No fim, nada mais haverá a alegar contra um assalto, um homicídio, um estupro, exceto que, eventualmente, lhe faltou o devido “nihil obstat” ideológico. Tal é, por exemplo, o raciocínio do deputado Walter Pinheiro, líder do PT na Câmara Federal, ao pronunciar-se contra os seqüestradores de Washington Olivetto: “Eles seqüestram, torturam por dinheiro, não têm ética. Não são guerrilheiros, são bandidos.” Que é que isso significa, senão que seqüestrar, torturar e matar em nome das crenças do deputado, à maneira de um Fidel Castro ou de um Pol-Pot, faria, dos delinqüentes, lindos exemplos de moral superior? E notem não há aí a simples diferença do “crime comum” para o “crime político”. Pinochet também não matou por dinheiro. Matou por política, mas isto não basta para beatificá-lo aos olhos do deputado. Não é qualquer motivo político que serve.
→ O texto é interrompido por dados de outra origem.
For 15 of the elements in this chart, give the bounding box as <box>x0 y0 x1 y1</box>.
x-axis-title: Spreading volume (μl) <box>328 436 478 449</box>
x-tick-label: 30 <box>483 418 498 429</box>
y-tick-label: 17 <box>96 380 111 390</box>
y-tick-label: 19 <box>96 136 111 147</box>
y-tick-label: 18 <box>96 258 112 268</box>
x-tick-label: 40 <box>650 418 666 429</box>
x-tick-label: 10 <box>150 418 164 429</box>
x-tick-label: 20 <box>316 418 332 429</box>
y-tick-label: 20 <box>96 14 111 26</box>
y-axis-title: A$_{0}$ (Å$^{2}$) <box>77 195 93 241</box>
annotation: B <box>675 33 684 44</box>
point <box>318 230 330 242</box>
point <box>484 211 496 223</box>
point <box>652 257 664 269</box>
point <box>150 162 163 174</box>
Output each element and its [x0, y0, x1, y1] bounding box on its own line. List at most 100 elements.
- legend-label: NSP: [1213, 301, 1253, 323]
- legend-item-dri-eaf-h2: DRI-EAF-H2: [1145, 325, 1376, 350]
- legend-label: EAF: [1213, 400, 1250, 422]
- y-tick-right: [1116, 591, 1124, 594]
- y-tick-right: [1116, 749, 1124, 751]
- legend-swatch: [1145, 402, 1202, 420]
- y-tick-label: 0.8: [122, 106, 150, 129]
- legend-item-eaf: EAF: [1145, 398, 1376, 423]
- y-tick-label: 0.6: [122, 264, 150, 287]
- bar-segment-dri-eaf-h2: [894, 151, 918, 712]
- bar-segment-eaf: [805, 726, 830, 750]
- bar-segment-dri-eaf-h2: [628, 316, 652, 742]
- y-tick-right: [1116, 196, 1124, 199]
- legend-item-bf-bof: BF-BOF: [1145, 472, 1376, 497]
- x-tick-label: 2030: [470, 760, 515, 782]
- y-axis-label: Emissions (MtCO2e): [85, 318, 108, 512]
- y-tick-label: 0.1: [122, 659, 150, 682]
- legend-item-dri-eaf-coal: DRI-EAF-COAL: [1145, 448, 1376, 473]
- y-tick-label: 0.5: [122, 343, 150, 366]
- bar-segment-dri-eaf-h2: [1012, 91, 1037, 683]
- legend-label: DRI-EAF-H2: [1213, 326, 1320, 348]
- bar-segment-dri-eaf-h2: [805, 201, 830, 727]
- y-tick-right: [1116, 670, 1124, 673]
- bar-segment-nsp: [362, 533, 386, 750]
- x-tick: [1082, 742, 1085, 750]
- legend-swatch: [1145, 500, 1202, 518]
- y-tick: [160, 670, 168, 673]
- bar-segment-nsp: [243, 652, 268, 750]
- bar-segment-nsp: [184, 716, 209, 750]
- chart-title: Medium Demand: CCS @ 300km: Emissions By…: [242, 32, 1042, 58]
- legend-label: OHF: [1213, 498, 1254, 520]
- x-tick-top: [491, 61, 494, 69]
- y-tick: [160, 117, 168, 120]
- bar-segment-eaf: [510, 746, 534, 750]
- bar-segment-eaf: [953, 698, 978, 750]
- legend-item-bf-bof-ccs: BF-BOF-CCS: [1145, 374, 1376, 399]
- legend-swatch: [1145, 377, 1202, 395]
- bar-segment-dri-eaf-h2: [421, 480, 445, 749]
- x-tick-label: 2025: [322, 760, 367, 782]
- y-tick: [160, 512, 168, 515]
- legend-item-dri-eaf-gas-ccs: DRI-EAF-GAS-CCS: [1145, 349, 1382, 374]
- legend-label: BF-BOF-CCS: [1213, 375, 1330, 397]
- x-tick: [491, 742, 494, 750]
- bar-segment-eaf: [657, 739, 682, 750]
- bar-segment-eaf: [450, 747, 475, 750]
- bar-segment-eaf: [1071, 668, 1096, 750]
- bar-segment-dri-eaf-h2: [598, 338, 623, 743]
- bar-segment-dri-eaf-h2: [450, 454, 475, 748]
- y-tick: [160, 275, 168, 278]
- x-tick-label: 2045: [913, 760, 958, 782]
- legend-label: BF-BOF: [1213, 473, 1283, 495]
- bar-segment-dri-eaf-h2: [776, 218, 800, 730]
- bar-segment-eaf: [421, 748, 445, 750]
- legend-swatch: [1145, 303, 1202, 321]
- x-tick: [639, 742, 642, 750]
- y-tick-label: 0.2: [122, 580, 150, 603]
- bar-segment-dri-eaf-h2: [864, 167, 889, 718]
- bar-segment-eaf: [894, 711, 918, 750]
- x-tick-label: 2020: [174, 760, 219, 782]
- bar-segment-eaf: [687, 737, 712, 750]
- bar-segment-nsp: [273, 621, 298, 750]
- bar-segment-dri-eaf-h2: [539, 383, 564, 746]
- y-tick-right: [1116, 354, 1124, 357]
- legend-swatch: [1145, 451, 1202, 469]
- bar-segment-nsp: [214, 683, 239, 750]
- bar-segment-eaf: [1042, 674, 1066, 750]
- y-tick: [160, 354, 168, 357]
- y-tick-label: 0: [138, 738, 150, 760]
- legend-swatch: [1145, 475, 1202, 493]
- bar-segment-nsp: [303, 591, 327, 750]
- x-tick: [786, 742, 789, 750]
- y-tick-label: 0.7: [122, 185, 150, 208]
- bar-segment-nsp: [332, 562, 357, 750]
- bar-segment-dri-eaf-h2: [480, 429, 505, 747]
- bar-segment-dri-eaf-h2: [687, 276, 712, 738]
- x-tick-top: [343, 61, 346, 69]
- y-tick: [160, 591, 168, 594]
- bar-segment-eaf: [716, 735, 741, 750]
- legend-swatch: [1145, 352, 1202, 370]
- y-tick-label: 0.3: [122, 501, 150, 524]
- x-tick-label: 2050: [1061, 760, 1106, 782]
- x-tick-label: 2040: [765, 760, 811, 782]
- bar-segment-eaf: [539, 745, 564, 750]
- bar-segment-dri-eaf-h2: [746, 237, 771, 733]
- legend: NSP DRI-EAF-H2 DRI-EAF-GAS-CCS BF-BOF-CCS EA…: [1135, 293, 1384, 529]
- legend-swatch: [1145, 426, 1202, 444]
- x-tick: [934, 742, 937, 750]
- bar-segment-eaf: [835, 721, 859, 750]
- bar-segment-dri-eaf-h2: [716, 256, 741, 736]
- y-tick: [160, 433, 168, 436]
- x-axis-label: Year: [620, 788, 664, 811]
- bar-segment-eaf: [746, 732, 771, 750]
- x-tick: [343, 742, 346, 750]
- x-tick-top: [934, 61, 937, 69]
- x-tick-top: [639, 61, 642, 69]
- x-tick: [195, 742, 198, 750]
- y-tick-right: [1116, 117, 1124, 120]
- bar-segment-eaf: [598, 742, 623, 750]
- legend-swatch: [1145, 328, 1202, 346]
A esquerda tem, hoje como nos tempos de Stálin, não apenas o monopólio da licença para delinqüir, mas o monopólio do crime bondoso. Seqüestros, torturas, homicídios não são maus nem bons em si mesmos. São relativos. O único crime, o único pecado, o único mal absoluto, é estar contra o partido de S. Excia. Daí que sua correligionária, Heloísa Helena, se mostre menos indignada com a maré montante da criminalidade do que com a simples tentativa de investigar as ligações, mais que prováveis, entre seqüestros, narcotráfico e revolução continental. Crimes podem ser condenáveis ou louváveis, conforme a gradação de pureza de seus pretextos ideológicos. A investigação é má em absoluto, porque é coisa “da direita”.